Only a shared experience, and they consider me to be the weak one."
Hatred ignited on her face.
"I'll show them weak.
I'm the one with the vampires."

Byrnes eyed the nearest creature.
Its head had jerked up, its nostrils flaring wide.

"What are you—?"
Zero followed his gaze, her cool smile vanishing as she too saw the intensity in the creature's frame.

Please don't be Ingrid.
Or no, please
be
Ingrid
.
Byrnes strained against his ropes, but it was hopeless.
There was no escape.

Footsteps pounded along the hallway, and gunfire suddenly burst out in a sharp staccato.

Both vampires perked up, like hunting hounds sensing prey.
It would be a slaughter if he didn't warn them.

"Vampires!"
Byrnes bellowed, knowing that he'd blown his cover.
"There are two vampires in here—"

A fist slammed into the side of his head.
Byrnes spat blood, trying to blink through the dizziness.

"So...."
The look on Zero's face boded trouble.
"You lied to me," she said, and the way she said it was so eerie that all of the hairs on the back of Byrnes's neck lifted.

"No, I never meant to—"

And Zero slammed the syringe into the muscle of his arm and injected all of its contents into him with a vicious look upon her face.

T
he first scream
tore through the asylum.

Ingrid had never heard anything like it.
She froze.
"Byrnes."
There was no way to guess how she knew it was him, but something about that animalistic sound shivered down to the very core of her.

"Ingrid!
Wait!"
Charlie snatched at her sleeve, but she wasn't listening.

All that she knew was that her man was in danger.
The world vanished as blood rushed through her veins and she tore ahead of Charlie, Malloryn, and Gemma, just as a pair of vampires came out of nowhere.

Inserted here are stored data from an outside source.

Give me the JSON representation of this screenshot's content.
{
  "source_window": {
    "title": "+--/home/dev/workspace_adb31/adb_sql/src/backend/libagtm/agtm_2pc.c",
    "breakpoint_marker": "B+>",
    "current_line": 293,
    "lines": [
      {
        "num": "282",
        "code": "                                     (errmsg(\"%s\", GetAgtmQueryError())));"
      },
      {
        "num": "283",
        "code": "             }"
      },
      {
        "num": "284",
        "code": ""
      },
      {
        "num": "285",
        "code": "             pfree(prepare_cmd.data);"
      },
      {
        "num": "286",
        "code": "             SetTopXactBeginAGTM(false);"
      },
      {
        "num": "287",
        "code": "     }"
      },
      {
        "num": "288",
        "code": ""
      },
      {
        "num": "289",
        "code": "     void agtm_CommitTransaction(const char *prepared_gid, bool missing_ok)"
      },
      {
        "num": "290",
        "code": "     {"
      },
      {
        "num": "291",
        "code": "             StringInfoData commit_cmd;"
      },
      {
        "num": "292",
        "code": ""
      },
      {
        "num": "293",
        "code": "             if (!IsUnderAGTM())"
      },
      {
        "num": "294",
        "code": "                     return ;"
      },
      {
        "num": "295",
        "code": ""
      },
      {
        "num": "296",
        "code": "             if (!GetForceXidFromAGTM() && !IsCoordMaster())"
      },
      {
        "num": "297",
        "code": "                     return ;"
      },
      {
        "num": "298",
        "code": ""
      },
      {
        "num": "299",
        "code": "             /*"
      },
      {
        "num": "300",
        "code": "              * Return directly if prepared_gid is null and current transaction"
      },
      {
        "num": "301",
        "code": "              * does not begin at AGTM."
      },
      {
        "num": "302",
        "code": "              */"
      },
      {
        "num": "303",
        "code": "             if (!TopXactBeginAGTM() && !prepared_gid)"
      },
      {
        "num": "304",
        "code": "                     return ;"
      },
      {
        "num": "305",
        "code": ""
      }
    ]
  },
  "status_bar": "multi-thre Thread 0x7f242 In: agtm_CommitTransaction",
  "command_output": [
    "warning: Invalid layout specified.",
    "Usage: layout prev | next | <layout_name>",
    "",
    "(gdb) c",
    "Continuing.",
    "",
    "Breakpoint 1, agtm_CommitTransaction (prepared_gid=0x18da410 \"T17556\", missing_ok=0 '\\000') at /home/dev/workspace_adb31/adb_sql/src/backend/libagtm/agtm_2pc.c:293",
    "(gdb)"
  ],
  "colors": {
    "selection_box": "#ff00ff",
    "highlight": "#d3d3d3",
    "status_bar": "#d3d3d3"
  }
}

One of their heads exploded like rotten melon as someone shot from behind her.
The other one launched itself toward her, claws raking the air, and its lean body twisting catlike as she threw herself beneath it, rolling in a ball as it flew over her—

Ingrid came up and hit the door with her shoulder.
It jarred the whole way through her.
She caught a glimpse behind her of Charlie and Gemma parting around the vampire, moving with blue blood grace as they lashed in with knives.
Another scream echoed from within, and Ingrid slammed into the door again.

Malloryn withdrew a hollow-looking rifle from inside his coat.
It looked somewhat similar to a grappling gun.
The second he had an opening he fired, and a silver-tipped net shot out, trapping the vampire inside.